Personal information
- Full name: Christie Marie Bodden Baca
- National team: Panama
- Born: 3 March 1990 (age 36) Panama City, Panama
- Height: 1.67 m (5 ft 6 in)
- Weight: 51 kg (112 lb)

Sport
- Sport: Swimming
- Strokes: Backstroke
- College team: Stony Brook University (U.S.)

= Christie Bodden =

Panamanian swimmer (born 1990)

Christie Marie Bodden Baca (born March 3, 1990) is a Panamanian former swimmer who specializes in backstroke events. She has been selected to represent Panama at the 2008 Summer Olympics, placing among the top 48 swimmers in the women's 100 m backstroke.

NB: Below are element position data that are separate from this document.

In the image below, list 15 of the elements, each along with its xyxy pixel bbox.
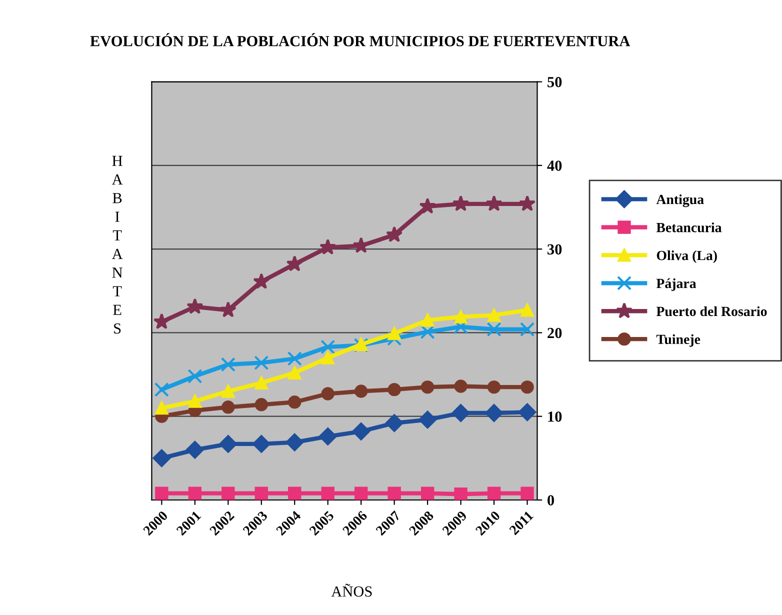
y-tick-label: 40 — [547, 160, 562, 171]
legend-label: Pájara — [656, 278, 696, 291]
legend-label: Betancuria — [656, 222, 722, 232]
legend-label: Tuineje — [656, 334, 700, 347]
y-tick-label: 30 — [548, 244, 562, 255]
y-tick-label: 0 — [548, 495, 554, 506]
legend-label: Puerto del Rosario — [656, 306, 767, 316]
x-axis-title: AÑOS — [331, 584, 372, 597]
y-tick-label: 50 — [548, 76, 562, 88]
chart-title: EVOLUCIÓN DE LA POBLACIÓN POR MUNICIPIOS DE FUERTEVENTURA — [90, 33, 630, 46]
y-tick-label: 10 — [548, 411, 562, 422]
legend-label: Oliva (La) — [656, 250, 717, 264]
y-tick-label: 20 — [548, 328, 562, 338]
legend-label: Antigua — [656, 194, 704, 208]
text: HABITANTES — [112, 156, 123, 334]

Bodden was invited by FINA to compete as a lone female swimmer for Panama in the 100 m backstroke at the 2008 Summer Olympics in Beijing. Swimming against Bermuda's Kiera Aitken and Paraguay's María Virginia Báez in heat one, Bodden faded down the stretch to round out the small field to third place in 1:07.18. Finishing last out of 48 entrants in her event, Bodden failed to advance to the semifinals.

A business management graduate of Stony Brook University in Stony Brook, New York, Bodden currently works as a brand manager for top selling brands in Panama.